Women Strike for Peace is the only historical account of this ground-breaking women's movement. Amy Swerdlow, a founding member of WSP, restores to the historical record a significant chapter on American politics and women's studies. Weaving together narrative and analysis, she traces WSP's triumphs, problems, and legacy for the women's movement and American society.
Women Strike for Peace began on November 1, 1961, when thousands of white, middle-class women walked out of their kitchens and off their jobs in a one-day protest against Soviet and American nuclear policies. The protest led to a national organization of women who fought against nuclear arms and U.S. intervention in Vietnam. While maintaining traditional maternal and feminine roles, members of WSP effectively challenged national policies—defeating a proposal for a NATO nuclear fleet, withstanding an investigation by the House Committee on Un-American Activities, and sending one of its leaders to Congress as a peace candidate.

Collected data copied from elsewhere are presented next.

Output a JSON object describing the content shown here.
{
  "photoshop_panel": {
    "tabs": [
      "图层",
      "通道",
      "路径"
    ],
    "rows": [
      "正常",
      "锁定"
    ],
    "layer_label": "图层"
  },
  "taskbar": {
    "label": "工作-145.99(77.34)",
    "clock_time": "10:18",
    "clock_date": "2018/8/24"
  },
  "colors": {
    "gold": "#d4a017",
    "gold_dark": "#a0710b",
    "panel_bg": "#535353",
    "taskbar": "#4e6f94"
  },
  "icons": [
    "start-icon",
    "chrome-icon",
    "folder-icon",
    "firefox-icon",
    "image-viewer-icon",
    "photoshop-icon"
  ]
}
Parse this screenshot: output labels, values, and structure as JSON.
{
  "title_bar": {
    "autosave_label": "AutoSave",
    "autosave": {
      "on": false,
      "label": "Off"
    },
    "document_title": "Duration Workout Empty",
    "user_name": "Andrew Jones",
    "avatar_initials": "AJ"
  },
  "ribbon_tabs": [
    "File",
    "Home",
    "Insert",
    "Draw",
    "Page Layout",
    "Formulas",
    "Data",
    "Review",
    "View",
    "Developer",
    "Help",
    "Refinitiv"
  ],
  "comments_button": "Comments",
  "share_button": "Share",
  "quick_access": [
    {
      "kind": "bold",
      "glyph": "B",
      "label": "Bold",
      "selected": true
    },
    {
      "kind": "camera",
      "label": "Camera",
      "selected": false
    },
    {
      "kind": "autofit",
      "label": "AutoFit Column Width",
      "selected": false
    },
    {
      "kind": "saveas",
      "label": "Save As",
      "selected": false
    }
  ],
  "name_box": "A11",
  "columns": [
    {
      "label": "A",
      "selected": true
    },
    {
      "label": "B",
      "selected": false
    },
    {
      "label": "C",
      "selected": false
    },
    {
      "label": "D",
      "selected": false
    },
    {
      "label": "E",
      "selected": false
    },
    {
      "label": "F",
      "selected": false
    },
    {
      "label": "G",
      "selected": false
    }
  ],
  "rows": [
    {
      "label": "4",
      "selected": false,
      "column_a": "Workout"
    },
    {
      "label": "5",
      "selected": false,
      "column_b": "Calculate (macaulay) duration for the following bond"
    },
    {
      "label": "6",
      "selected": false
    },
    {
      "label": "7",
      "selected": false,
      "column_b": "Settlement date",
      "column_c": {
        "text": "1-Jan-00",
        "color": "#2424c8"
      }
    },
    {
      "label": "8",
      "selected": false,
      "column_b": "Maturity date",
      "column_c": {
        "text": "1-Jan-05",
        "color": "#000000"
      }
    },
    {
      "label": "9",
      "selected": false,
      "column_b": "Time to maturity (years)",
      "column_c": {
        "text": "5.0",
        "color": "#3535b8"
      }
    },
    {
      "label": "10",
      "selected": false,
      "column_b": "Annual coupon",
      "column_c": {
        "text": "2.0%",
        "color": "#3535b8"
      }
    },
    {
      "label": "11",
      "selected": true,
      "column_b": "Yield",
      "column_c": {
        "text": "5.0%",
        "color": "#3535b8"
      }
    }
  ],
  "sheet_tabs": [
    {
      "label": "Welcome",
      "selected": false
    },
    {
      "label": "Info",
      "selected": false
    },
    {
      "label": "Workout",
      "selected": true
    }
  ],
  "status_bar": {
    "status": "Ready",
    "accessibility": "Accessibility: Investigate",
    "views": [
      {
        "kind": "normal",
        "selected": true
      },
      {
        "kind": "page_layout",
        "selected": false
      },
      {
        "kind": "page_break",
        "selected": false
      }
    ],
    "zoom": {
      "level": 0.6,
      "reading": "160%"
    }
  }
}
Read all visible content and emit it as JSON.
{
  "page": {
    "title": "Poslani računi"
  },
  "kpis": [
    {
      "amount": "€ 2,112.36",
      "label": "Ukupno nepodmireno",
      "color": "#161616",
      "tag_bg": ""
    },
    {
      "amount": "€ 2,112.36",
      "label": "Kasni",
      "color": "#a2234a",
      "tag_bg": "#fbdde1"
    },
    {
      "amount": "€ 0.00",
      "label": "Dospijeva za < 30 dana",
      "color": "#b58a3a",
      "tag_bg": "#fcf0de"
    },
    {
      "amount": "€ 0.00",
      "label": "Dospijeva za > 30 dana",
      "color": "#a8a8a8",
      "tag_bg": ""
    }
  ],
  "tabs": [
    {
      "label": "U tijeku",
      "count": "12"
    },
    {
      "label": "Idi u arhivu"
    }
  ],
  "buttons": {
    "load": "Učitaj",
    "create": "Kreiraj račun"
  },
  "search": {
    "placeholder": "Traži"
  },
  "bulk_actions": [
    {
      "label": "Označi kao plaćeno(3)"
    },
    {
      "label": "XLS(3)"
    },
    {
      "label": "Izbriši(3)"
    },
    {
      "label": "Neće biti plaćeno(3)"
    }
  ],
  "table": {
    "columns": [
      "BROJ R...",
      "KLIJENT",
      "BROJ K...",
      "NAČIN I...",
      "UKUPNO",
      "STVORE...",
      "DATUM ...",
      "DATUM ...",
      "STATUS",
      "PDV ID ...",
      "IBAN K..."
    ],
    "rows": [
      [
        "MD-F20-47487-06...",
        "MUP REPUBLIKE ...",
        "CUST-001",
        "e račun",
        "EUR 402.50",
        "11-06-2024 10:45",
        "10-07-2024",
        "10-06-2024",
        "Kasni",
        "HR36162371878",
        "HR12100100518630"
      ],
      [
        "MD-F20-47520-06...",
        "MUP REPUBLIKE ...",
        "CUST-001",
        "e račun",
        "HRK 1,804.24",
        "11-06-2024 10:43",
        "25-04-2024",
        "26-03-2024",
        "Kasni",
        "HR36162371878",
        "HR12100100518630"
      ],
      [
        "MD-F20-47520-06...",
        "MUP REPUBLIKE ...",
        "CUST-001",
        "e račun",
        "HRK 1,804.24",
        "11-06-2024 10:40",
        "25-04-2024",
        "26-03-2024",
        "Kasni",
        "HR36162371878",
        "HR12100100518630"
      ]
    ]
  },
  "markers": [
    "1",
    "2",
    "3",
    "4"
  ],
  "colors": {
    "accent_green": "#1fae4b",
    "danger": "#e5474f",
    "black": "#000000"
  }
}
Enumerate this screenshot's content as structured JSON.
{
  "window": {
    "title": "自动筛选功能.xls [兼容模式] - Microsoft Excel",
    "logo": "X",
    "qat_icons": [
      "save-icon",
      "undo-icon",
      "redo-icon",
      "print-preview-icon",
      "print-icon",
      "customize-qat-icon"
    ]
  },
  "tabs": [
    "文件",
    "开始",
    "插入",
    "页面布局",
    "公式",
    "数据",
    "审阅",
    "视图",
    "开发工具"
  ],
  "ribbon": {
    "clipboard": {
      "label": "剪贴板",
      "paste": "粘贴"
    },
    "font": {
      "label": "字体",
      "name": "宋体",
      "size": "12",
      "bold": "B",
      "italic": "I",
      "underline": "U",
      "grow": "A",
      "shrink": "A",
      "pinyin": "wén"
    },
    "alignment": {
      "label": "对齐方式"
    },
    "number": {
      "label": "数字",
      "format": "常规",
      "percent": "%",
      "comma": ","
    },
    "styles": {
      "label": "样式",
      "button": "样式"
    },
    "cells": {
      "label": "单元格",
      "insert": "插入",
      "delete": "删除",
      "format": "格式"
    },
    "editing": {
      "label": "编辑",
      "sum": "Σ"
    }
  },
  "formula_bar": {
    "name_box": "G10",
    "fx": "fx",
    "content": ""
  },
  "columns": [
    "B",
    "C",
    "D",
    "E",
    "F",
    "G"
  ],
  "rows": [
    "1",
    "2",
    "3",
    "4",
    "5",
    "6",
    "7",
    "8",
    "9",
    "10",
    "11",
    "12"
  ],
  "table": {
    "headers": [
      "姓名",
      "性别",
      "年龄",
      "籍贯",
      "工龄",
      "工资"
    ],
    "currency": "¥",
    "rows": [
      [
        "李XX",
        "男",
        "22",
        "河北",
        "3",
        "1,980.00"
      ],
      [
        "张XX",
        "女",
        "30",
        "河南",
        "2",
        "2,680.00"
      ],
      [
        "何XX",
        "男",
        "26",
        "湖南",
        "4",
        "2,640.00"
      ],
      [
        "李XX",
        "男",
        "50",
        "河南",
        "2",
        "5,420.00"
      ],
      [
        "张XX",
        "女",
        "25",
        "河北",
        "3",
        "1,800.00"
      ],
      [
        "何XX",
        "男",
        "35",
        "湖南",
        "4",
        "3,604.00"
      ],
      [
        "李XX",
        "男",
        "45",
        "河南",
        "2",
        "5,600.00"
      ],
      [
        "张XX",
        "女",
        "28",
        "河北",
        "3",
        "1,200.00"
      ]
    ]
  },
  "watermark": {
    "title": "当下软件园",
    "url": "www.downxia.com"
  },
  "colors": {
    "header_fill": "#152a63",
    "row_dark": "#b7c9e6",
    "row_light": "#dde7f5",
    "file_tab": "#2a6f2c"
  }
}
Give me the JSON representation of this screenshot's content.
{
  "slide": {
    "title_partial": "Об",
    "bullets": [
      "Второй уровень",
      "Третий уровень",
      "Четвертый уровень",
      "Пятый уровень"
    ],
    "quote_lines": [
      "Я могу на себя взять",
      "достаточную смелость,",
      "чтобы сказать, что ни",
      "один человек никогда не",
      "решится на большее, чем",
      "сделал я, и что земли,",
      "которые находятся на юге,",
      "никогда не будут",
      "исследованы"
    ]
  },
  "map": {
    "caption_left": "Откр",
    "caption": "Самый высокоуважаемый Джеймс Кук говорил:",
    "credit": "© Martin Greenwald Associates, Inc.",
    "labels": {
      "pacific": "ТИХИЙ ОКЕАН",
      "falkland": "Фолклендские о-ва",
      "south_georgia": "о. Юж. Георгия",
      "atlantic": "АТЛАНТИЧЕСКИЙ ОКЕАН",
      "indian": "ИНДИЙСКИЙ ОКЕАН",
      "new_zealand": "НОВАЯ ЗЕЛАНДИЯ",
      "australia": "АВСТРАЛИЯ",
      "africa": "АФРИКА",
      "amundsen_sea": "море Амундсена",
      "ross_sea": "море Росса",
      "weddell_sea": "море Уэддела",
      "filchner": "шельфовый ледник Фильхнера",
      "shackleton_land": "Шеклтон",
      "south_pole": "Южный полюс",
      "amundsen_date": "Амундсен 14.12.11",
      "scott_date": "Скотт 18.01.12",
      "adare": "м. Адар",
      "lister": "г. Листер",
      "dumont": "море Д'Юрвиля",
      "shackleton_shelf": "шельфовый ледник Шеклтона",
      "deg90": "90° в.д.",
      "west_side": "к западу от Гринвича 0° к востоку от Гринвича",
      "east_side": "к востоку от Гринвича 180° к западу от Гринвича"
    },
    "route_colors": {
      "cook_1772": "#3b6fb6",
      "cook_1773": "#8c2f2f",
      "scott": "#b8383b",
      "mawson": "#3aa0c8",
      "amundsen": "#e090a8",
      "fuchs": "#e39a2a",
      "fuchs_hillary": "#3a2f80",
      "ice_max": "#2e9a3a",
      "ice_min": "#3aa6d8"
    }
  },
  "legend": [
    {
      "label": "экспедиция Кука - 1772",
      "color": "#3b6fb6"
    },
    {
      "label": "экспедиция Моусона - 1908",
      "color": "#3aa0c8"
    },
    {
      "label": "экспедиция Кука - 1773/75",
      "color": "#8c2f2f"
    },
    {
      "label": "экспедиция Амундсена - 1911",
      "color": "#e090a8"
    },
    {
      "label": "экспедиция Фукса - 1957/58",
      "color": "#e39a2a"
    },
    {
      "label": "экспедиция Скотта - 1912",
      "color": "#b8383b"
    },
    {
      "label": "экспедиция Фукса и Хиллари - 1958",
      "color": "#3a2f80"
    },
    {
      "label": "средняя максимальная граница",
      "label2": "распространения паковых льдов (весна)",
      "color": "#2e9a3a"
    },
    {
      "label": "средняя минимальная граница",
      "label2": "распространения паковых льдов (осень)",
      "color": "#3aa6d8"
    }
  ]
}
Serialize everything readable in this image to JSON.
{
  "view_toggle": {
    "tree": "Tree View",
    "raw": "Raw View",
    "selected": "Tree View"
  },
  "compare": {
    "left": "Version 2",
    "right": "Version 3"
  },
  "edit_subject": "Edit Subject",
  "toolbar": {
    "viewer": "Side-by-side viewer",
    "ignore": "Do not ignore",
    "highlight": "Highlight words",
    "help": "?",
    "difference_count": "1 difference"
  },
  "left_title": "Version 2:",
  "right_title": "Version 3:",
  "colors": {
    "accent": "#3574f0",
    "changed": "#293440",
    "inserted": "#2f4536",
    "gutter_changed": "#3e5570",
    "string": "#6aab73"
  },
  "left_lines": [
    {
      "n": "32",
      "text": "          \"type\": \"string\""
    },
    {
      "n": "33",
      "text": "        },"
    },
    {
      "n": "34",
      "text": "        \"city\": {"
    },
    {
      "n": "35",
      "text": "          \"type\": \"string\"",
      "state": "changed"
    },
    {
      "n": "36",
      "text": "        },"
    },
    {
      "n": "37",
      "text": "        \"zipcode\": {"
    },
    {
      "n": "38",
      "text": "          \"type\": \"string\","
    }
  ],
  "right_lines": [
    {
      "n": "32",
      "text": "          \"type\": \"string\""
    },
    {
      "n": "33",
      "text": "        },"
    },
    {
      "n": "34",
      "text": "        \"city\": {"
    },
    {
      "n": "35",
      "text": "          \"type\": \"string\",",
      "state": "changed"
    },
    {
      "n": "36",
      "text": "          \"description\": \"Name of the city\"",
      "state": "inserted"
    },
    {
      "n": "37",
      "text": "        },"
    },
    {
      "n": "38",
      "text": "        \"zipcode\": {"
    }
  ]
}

As a study of a dissident group grounded in prescribed female culture, and the struggle of its members to avoid being trapped within that culture, this book adds a crucial new dimension to women's studies. In addition, this account of WSP's success as a grass roots, nonhierarchical movement will be of great interest to historians, political scientists, and anyone interested in peace studies or conflict resolution.
"Swerdlow has re-created a unique piece of American political history, a chapter of the international peace movement, and an origin of the modern feminist movement. No historian, activist, or self-respecting woman should be without Women Strike for Peace . It shows not only how one group of women created change, but also how they inevitably changed themselves."—Gloria Steinem
“Although WSP arrived on the political scene with energy, creativity, passion, and determination, it also carried with it the heavy baggage of the political repression, cultural conformity, and anti feminism that marked the Cold War consensus of the 1950s. The women of WSP, like millions of their cohorts in the period after World War II, had given up jobs, careers, professional training, and dreams of personal achievement to become full-time mothers and consenting members of the culture of domesticity. Possessing little awareness of their contribution to sex-role stereotyping and female oppression, they were not aware in the early years that they were fighting a battle of the sexes, a woman’s battle against the male elites who decided issues of life and death for all of humanity.”
God bless Amy Swerdlow for not allowing a woman’s peace movement as important as this one to be left undocumented, or overlooked.
God bless Alice Herz for your selfless contribution to peace, it should never be forgotten.
To all the other WSP activists who declared that they would not be mocked and red-baited for demanding a safe world for their children and other mothers children across the globe. The legacy of care and compassion you showed is something so beautiful and harrowing reading it all these years on, when it’s still being fought for today.
“We women gave you our sons, loving raised to live, learn, and to create a better world…you used them to kill.”
Excellent insider's history of an organization that has received far too little attention. WSP spearheaded the drive for a test ban treaty, emphasizing the impact of fallout on children's health. Maternalist rather than feminist, WSP later shifted its energy to providing draft counseling during the Vietnam war. Swerdlow was involved in the movement but later trained as a historian and Women Strike for Peace does a nice job balancing the academic and memoir elements.
Read this book for my dissertation. It was fascinating to learn all about the role these women played in education people on the threats of nuclear war as well as the realities of the Vietnam War! They were dismissed initially for being mothers as people argued that they had no role in the political field. They were not a political party, but they were a movement which helped to orchestrate significant change!!